二重人格者の初恋

「3,000万円かぁ。」
俺は自分の絵にこんな価値があるのか、ずっと疑問に感じていた。

ヒカルに相談してみたら、
『学校の先生が言ってたんだけど、芸術作品っていうのは価値があって無いようなもの。
ある人にとっては1億円の価値を感じても、違う人には1億円払ってでも処分したい無駄なものになったりもする。

だから、自分の作品をお金を出してでも欲しいと言ってくれる人がいたら、喜んで作品を譲るんだって。それが作品にとっても一番良い答えなんだと思うって。』
というアドバイスをくれた。

俺は、ヒカルの作品を多く置けるようにするためアトリエを整理したいと思っていたこともあり、作品を買いたいと言ってくれる人に作品を売る決心をし、一人一人に電話を掛け、作品を売る旨を伝えると全ての人が電話口で喜んでくれていた。


販売した絵を梱包するための材料などを買いに駅前まで足を伸ばしていた。
「平日の昼間だっていうのに、この駅はいつも人が多いなぁ。」

すれ違う人と時折、ぶつかりながら目的の店に向かって歩いていた時、背中に激しい痛みを感じた。

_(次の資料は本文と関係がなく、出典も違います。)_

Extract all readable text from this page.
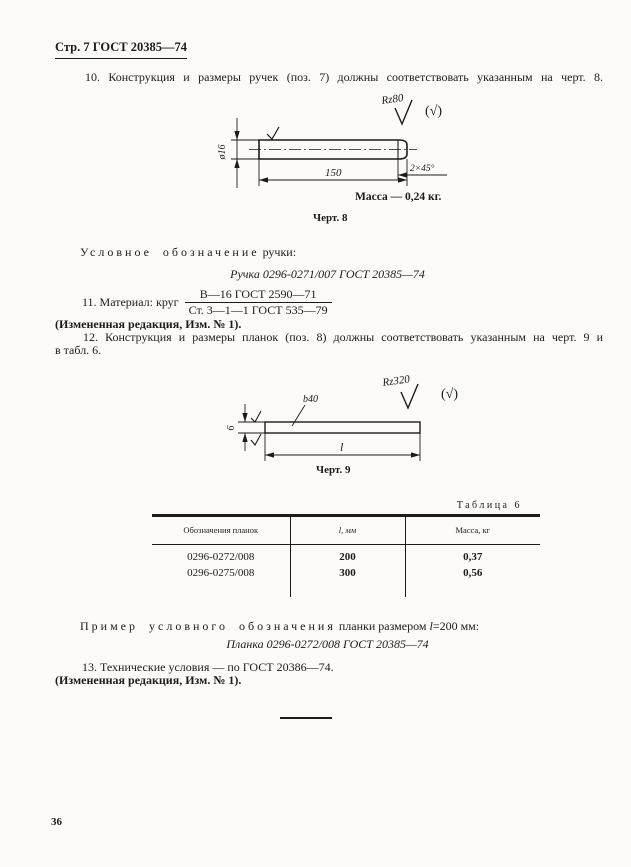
Стр. 7 ГОСТ 20385—74
10. Конструкция и размеры ручек (поз. 7) должны соответствовать указанным на черт. 8.
Rz80
(√)
ø16
150	2×45°
Масса — 0,24 кг.
Черт. 8
Условное обозначение ручки:
Ручка 0296-0271/007 ГОСТ 20385—74
11. Материал: круг $\frac{\text{В—16 ГОСТ 2590—71}}{\text{Ст. 3—1—1 ГОСТ 535—79}}$
(Измененная редакция, Изм. № 1).
12. Конструкция и размеры планок (поз. 8) должны соответствовать указанным на черт. 9 и
в табл. 6.
Rz320
(√)
b40
6
l
Черт. 9
Таблица 6
Обозначения планок	l, мм	Масса, кг
0296-0272/008	200	0,37
0296-0275/008	300	0,56

Пример условного обозначения планки размером l=200 мм:
Планка 0296-0272/008 ГОСТ 20385—74
13. Технические условия — по ГОСТ 20386—74.
(Измененная редакция, Изм. № 1).
36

と同時に、大きな声で叫ぶ女性の声が聞こえた。俺は何が起こったのか分からず、痛みを感じる部分に手をやると、生温かい液体に触れた感覚があった。

恐る恐る自分の手を見て見ると、普段の見慣れている色とは異なり、赤褐色に染まった手があった。
『あぁ、俺は今刺されたんだな。』
そんなことを思いながら、意識が薄れていき、その場に倒れ込んだ。


かろうじて意識を取り戻した俺は、救急車に運び込まれている最中だった。
「大丈夫ですか?」
懸命に呼びかけてくれる救急隊員に返事をしようと思うが、声が出なかった。
『俺はこのまま死ぬのかな?』
そしてまた意識を失った。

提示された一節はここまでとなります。